Ce système perdurera tant que la Fédération fribourgeoise n’aura pas de local fixe. «Le projet de construction d’une salle à Bulle sera présenté lors de l’assemblée générale de novembre. Mais ce n’est qu’un projet.»
«Le niveau a tellement évolué»
Le week-end dernier à Yverdon-les-Bains, les Fribourgeoises ont remporté trois podiums aux championnats romands. «En P1, la troisième place est assez logique. Nous comptons dans l’équipe Clémence Gobet (GASF), 10e en finale du championnat de Suisse. La deuxième place en P2 était par contre une surprise. Nous avons battu Genève et Vaud, qui possèdent des centres d’entraînement avec des professionnels. Les filles ont trouvé la bonne symbiose et elles ont été galvanisées par le concours incroyable de Justine Dousse (GASF).» Troisième podium, la deuxième place de Déborat Beuret (GASF) au concours de barres asymétriques. «Elle a réussi une performance extraordinaire.»

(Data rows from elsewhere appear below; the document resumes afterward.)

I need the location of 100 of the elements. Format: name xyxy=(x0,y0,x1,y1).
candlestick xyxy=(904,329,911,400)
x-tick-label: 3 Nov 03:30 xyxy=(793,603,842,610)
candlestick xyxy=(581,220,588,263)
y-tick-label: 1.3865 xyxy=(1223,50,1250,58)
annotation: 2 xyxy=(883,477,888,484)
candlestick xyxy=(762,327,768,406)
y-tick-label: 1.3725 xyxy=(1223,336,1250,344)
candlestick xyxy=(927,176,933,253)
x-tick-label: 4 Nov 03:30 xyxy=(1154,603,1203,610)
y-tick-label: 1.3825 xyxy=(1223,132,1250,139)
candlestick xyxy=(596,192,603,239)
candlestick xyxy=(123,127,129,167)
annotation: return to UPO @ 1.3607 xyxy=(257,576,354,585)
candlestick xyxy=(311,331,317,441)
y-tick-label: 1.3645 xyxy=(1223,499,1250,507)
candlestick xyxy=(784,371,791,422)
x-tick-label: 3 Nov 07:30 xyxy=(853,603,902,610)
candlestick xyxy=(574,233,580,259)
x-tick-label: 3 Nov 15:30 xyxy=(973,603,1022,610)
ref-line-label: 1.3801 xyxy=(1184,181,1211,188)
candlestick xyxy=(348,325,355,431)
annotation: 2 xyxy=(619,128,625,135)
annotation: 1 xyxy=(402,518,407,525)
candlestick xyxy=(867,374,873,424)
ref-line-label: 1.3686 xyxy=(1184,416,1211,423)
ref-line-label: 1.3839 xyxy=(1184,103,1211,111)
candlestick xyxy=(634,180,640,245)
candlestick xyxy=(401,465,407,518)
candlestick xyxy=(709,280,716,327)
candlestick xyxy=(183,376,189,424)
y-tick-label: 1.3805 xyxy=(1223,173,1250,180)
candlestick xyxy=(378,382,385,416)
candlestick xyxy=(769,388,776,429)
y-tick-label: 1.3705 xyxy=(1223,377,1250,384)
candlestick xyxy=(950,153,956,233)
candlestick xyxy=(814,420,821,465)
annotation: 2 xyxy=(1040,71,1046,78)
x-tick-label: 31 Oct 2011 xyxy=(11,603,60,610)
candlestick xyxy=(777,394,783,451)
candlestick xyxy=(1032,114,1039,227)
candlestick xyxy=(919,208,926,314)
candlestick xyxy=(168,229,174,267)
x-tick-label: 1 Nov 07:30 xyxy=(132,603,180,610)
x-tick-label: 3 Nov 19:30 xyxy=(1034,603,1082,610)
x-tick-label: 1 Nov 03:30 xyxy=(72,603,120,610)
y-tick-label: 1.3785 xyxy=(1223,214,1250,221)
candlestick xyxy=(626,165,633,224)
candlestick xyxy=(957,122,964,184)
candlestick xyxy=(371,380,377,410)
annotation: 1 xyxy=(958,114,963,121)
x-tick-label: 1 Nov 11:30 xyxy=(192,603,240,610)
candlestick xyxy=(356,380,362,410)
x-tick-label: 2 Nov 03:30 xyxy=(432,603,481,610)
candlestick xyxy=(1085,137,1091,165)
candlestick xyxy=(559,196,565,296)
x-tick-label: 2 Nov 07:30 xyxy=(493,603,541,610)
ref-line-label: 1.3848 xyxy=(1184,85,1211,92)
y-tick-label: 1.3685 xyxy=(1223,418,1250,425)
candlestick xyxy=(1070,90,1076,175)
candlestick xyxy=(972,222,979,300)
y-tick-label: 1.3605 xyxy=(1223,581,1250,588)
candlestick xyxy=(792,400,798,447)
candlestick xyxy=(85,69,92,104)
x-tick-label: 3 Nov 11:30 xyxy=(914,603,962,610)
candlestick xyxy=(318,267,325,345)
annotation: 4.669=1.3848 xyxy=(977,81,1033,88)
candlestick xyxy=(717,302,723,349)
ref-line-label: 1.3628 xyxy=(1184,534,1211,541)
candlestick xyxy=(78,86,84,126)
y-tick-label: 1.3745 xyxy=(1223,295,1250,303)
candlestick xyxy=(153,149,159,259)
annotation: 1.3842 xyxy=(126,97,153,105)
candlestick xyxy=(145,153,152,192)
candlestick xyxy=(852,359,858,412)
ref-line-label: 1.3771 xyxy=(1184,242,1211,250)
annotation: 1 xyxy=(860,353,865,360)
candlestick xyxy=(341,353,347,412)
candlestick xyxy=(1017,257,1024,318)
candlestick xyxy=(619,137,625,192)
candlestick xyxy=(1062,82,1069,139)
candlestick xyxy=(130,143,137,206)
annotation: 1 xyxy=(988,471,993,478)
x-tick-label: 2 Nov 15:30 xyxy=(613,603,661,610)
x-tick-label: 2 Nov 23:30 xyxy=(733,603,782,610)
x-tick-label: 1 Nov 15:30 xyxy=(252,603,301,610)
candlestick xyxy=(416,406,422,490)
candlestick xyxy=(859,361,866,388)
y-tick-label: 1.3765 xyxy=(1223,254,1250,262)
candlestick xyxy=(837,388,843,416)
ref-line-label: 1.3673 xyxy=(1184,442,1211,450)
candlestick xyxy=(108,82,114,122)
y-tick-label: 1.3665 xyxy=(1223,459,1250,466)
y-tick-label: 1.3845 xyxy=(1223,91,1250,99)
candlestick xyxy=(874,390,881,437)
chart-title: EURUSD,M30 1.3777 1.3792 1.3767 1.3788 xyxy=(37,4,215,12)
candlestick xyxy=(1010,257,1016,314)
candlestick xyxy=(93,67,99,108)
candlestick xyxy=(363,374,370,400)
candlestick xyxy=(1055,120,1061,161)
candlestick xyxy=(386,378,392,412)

En novembre, Clémence Gobet, 8 ans, va passer des tests pour, peut-être, intégrer un cadre national.
Huit ans, c’est tôt. Mais la carrière d’une gymnaste se joue dès l’enfance. D’ailleurs, le GASF a ouvert une section Gym Kids pour les enfants de 3 à 6 ans (renseignements sur le site www.gasf.ch). Aujourd’hui, les très jeunes gymnastes réussissent des gestes incroyables. «Grâce à l’évolution du matériel, les entraînements et le niveau ont tellement évolué. Il y a trente ans, réussir un appui renversé était déjà un exploit. Aujourd’hui, elles le font à 8 ans. Et à 10 ou 12 ans, elles réussissent un double salto au sol. C’est vers cette augmentation des rotations que nous allons.» Samedi dernier à Anvers, le Japonais Kenzo Shirai est devenu champion du monde avec une quadruple vrille au sol. Une figure qu’il est seul à réaliser. Pour le moment. KA
Résultats
Championnats romands de gym artistiques, concours par équipe
PP: 1. Neuchâtel II 107,85 points; puis: 4. Fribourg (Eléa Mahmetaj, Maïa Arm, Manon Lenweiter) 99,60; 7. Fribourg II (Sanaé Marmy, Justine Cuennet) 92,55 – 7 équipes classées.
P1: 1. Neuchâtel II 110,25 points: puis: 3. Fribourg (Naomi Feldmann, Rea Kolly, Clémence Gobet) 100,45; 5. Fribourg II (Alyson Teixeira, Lisa Pillonel, Mathilde Genoud) – 6 équipes classées.
P2: 1. Genève 100,70; 2. Fribourg (Eléa Dufour, Mathilde Boschung, Justine Dousse) 93,80; puis: 6. Fribourg II (Marion Sarcina, Arina Magnin, Diane Lenweiter) 77,05 – 6 équipes classées.
P3: 1. Fribourg (Nathalie Haymoz, Mara Pfister) 77,35 – 1 équipe classée.
Concours individuels
P4 (barrres): 1. Emilie Dubail (Serrières) 10,40; 2. Déborat Beuret (GASF) 9,40 – 10 classées.